Creutzfeld-Jakob Disease is a rare degenerative brain disorder that affects about one person in every one million cases worldwide per year. In the United States, there are roughly 200 reported cases of CJD every year. CJD is fatal, and the brain degeneration that takes place comes extremely quickly, and without warning.
CJD typically affects people later in life, and the onset of symptoms typically occurs around age 60 or later, with about 95 percent of those with symptoms dying within their first year after diagnosis. People may have failing memory, behavioral changes, significant lack of coordination, and visual disturbances when dealing with CJD.
CJD has multiple different causes, including sporadic, hereditary, and acquired. In sporadic CJD, the person is afflicted with the disease even though there are no known causes or risk factors. This is the most common type of CJD, and happens to about 85 percent of patients who deal with the disorder.
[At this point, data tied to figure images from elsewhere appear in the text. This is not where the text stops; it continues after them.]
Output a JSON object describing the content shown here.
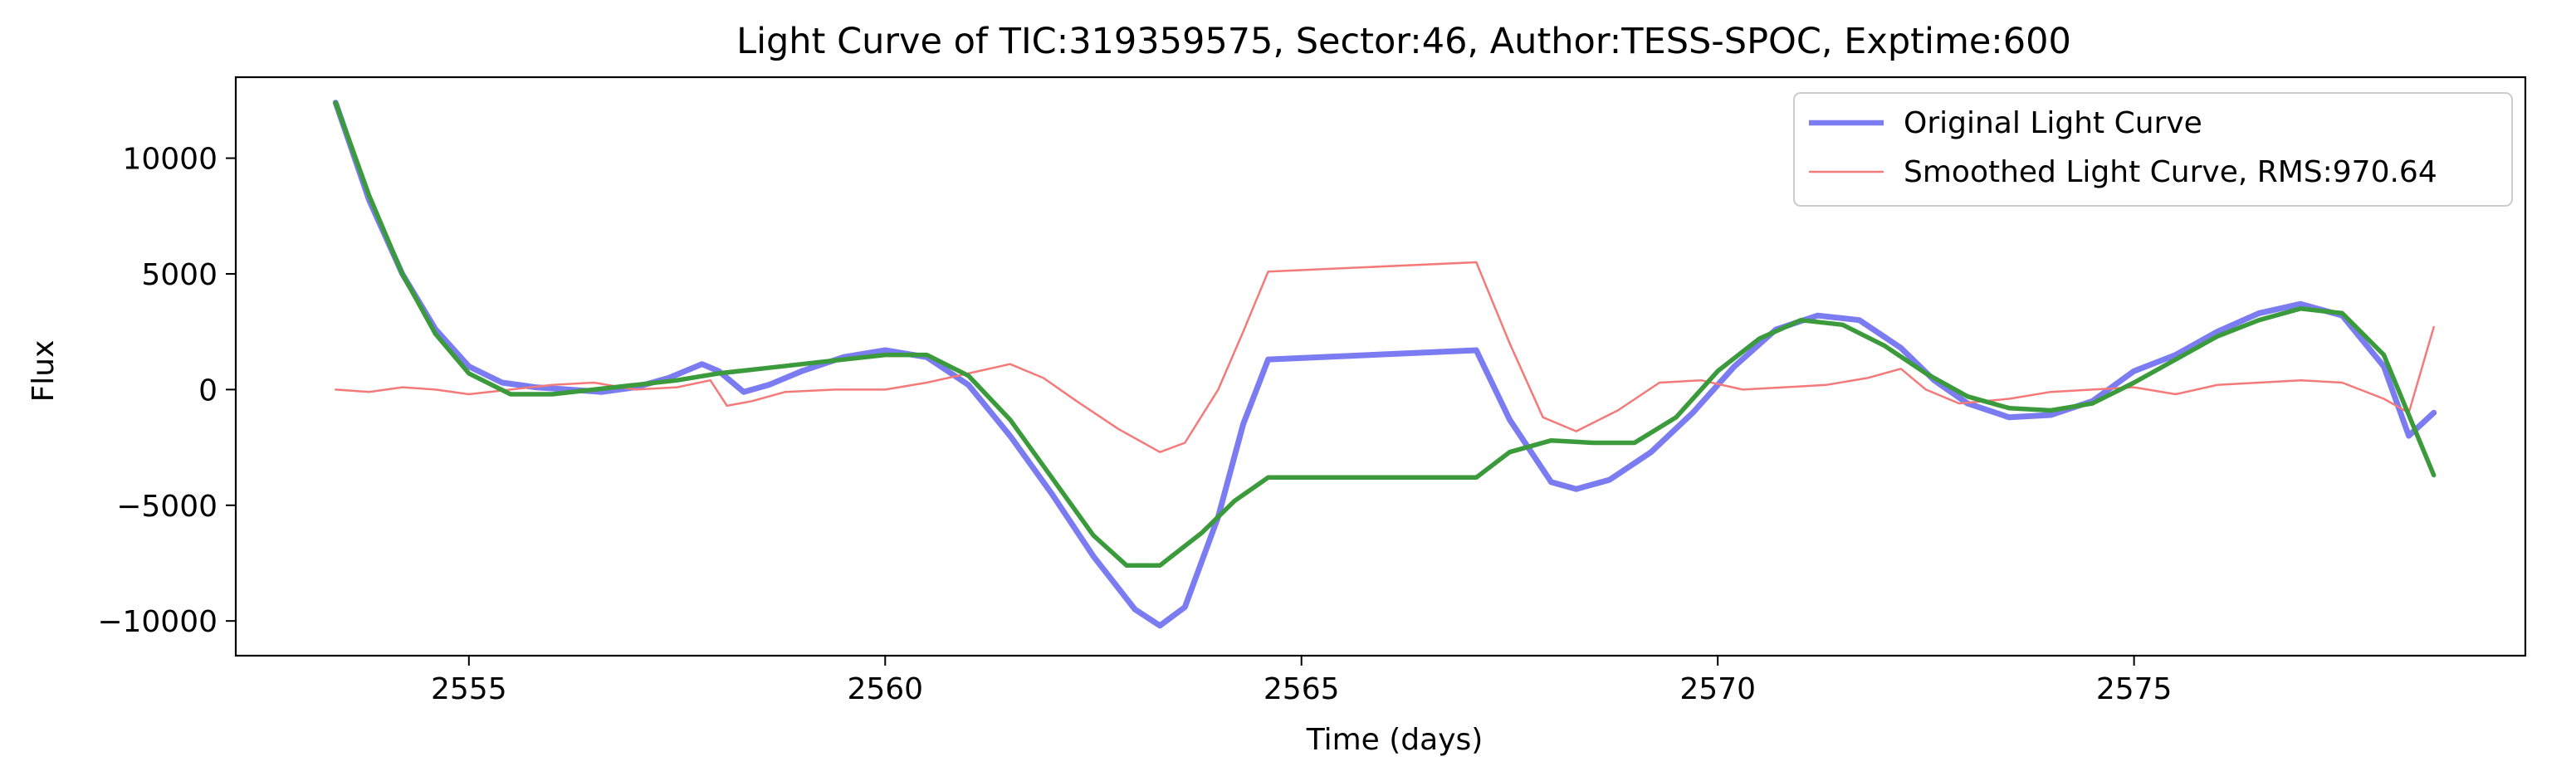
{
  "chart_data": {
    "type": "line",
    "title": "Light Curve of TIC:319359575, Sector:46, Author:TESS-SPOC, Exptime:600",
    "xlabel": "Time (days)",
    "ylabel": "Flux",
    "xlim": [
      2552.2,
      2579.7
    ],
    "ylim": [
      -11500,
      13500
    ],
    "xticks": [
      2555,
      2560,
      2565,
      2570,
      2575
    ],
    "yticks": [
      -10000,
      -5000,
      0,
      5000,
      10000
    ],
    "grid": false,
    "legend_position": "top-right",
    "series": [
      {
        "name": "Original Light Curve",
        "color": "#7b7bf2",
        "style": "thick",
        "x": [
          2553.4,
          2553.8,
          2554.2,
          2554.6,
          2555.0,
          2555.4,
          2555.8,
          2556.2,
          2556.6,
          2557.0,
          2557.4,
          2557.8,
          2558.0,
          2558.3,
          2558.6,
          2559.0,
          2559.5,
          2560.0,
          2560.5,
          2561.0,
          2561.5,
          2562.0,
          2562.5,
          2563.0,
          2563.3,
          2563.6,
          2564.0,
          2564.3,
          2564.6,
          2567.1,
          2567.5,
          2568.0,
          2568.3,
          2568.7,
          2569.2,
          2569.7,
          2570.2,
          2570.7,
          2571.2,
          2571.7,
          2572.2,
          2572.6,
          2573.0,
          2573.5,
          2574.0,
          2574.5,
          2575.0,
          2575.5,
          2576.0,
          2576.5,
          2577.0,
          2577.5,
          2578.0,
          2578.3,
          2578.6
        ],
        "y": [
          12400,
          8200,
          5000,
          2600,
          1000,
          300,
          100,
          0,
          -100,
          100,
          500,
          1100,
          800,
          -100,
          200,
          800,
          1400,
          1700,
          1400,
          200,
          -2000,
          -4500,
          -7200,
          -9500,
          -10200,
          -9400,
          -5500,
          -1500,
          1300,
          1700,
          -1300,
          -4000,
          -4300,
          -3900,
          -2700,
          -1000,
          1000,
          2600,
          3200,
          3000,
          1800,
          400,
          -600,
          -1200,
          -1100,
          -500,
          800,
          1500,
          2500,
          3300,
          3700,
          3200,
          1000,
          -2000,
          -1000
        ]
      },
      {
        "name": "Smoothed Light Curve, RMS:970.64",
        "color": "#f47a7a",
        "style": "thin",
        "x": [
          2553.4,
          2553.8,
          2554.2,
          2554.6,
          2555.0,
          2555.5,
          2556.0,
          2556.5,
          2557.0,
          2557.5,
          2557.9,
          2558.1,
          2558.4,
          2558.8,
          2559.4,
          2560.0,
          2560.5,
          2561.0,
          2561.5,
          2561.9,
          2562.3,
          2562.8,
          2563.3,
          2563.6,
          2564.0,
          2564.3,
          2564.6,
          2567.1,
          2567.5,
          2567.9,
          2568.3,
          2568.8,
          2569.3,
          2569.8,
          2570.3,
          2570.8,
          2571.3,
          2571.8,
          2572.2,
          2572.5,
          2572.9,
          2573.5,
          2574.0,
          2574.5,
          2575.0,
          2575.5,
          2576.0,
          2576.5,
          2577.0,
          2577.5,
          2578.0,
          2578.3,
          2578.6
        ],
        "y": [
          0,
          -100,
          100,
          0,
          -200,
          0,
          200,
          300,
          0,
          100,
          400,
          -700,
          -500,
          -100,
          0,
          0,
          300,
          700,
          1100,
          500,
          -500,
          -1700,
          -2700,
          -2300,
          0,
          2500,
          5100,
          5500,
          2000,
          -1200,
          -1800,
          -900,
          300,
          400,
          0,
          100,
          200,
          500,
          900,
          0,
          -600,
          -400,
          -100,
          0,
          100,
          -200,
          200,
          300,
          400,
          300,
          -400,
          -1000,
          2700
        ]
      },
      {
        "name": "",
        "color": "#3b9a3b",
        "style": "medium",
        "x": [
          2553.4,
          2553.8,
          2554.2,
          2554.6,
          2555.0,
          2555.5,
          2556.0,
          2556.5,
          2557.0,
          2557.5,
          2558.0,
          2558.5,
          2559.0,
          2559.5,
          2560.0,
          2560.5,
          2561.0,
          2561.5,
          2562.0,
          2562.5,
          2562.9,
          2563.3,
          2563.8,
          2564.2,
          2564.6,
          2567.1,
          2567.5,
          2568.0,
          2568.5,
          2569.0,
          2569.5,
          2570.0,
          2570.5,
          2571.0,
          2571.5,
          2572.0,
          2572.5,
          2573.0,
          2573.5,
          2574.0,
          2574.5,
          2575.0,
          2575.5,
          2576.0,
          2576.5,
          2577.0,
          2577.5,
          2578.0,
          2578.6
        ],
        "y": [
          12400,
          8400,
          5000,
          2400,
          700,
          -200,
          -200,
          0,
          200,
          400,
          700,
          900,
          1100,
          1300,
          1500,
          1500,
          600,
          -1300,
          -3800,
          -6300,
          -7600,
          -7600,
          -6200,
          -4800,
          -3800,
          -3800,
          -2700,
          -2200,
          -2300,
          -2300,
          -1200,
          800,
          2200,
          3000,
          2800,
          1900,
          700,
          -300,
          -800,
          -900,
          -600,
          300,
          1300,
          2300,
          3000,
          3500,
          3300,
          1500,
          -3700
        ]
      }
    ]
  }
}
In hereditary CJD, the person typically has a genetic and family history of the disease, and traits are passed down from person to person through a genetic mutation. And finally, in acquired CJD, a person is transmitted the disease through exposure to certain brain or nervous system tissue, though admittedly, this is an extremely rare way to catch CJD and has only happened several times in history.
CJD is characterized by dementia that progresses rapidly, and individuals quickly begin to experience significant coordination problems, personality changes, and other issues that include impaired memory and impaired vision. Typically, symptoms also include dementia, insomnia, and unusual sensations in the body.
Eventually, people with CJD see their conditions worsened, and they lose the ability to speak, move, and more, and eventually fall into a coma-like state. They may also go blind and develop bizarre and involuntary muscle jerks through CJD’s rapid and sudden progression throughout the body.
Some symptoms of CJD are seen similar to symptoms of Alzheimer’s and other issues that affect older people, but it should be noted that CJD symptoms come on much quicker and much more intensely. People who deal with CJD are typically dead within a calendar year of acquiring the disease, as there is no known cure or ability to mitigate symptoms and improve the lives of those involved.
CJD can be a very difficult disease to be involved with, but at the very least, it affects very, very few people over time and thus is quite unlikely that it will affect you or your family in any way.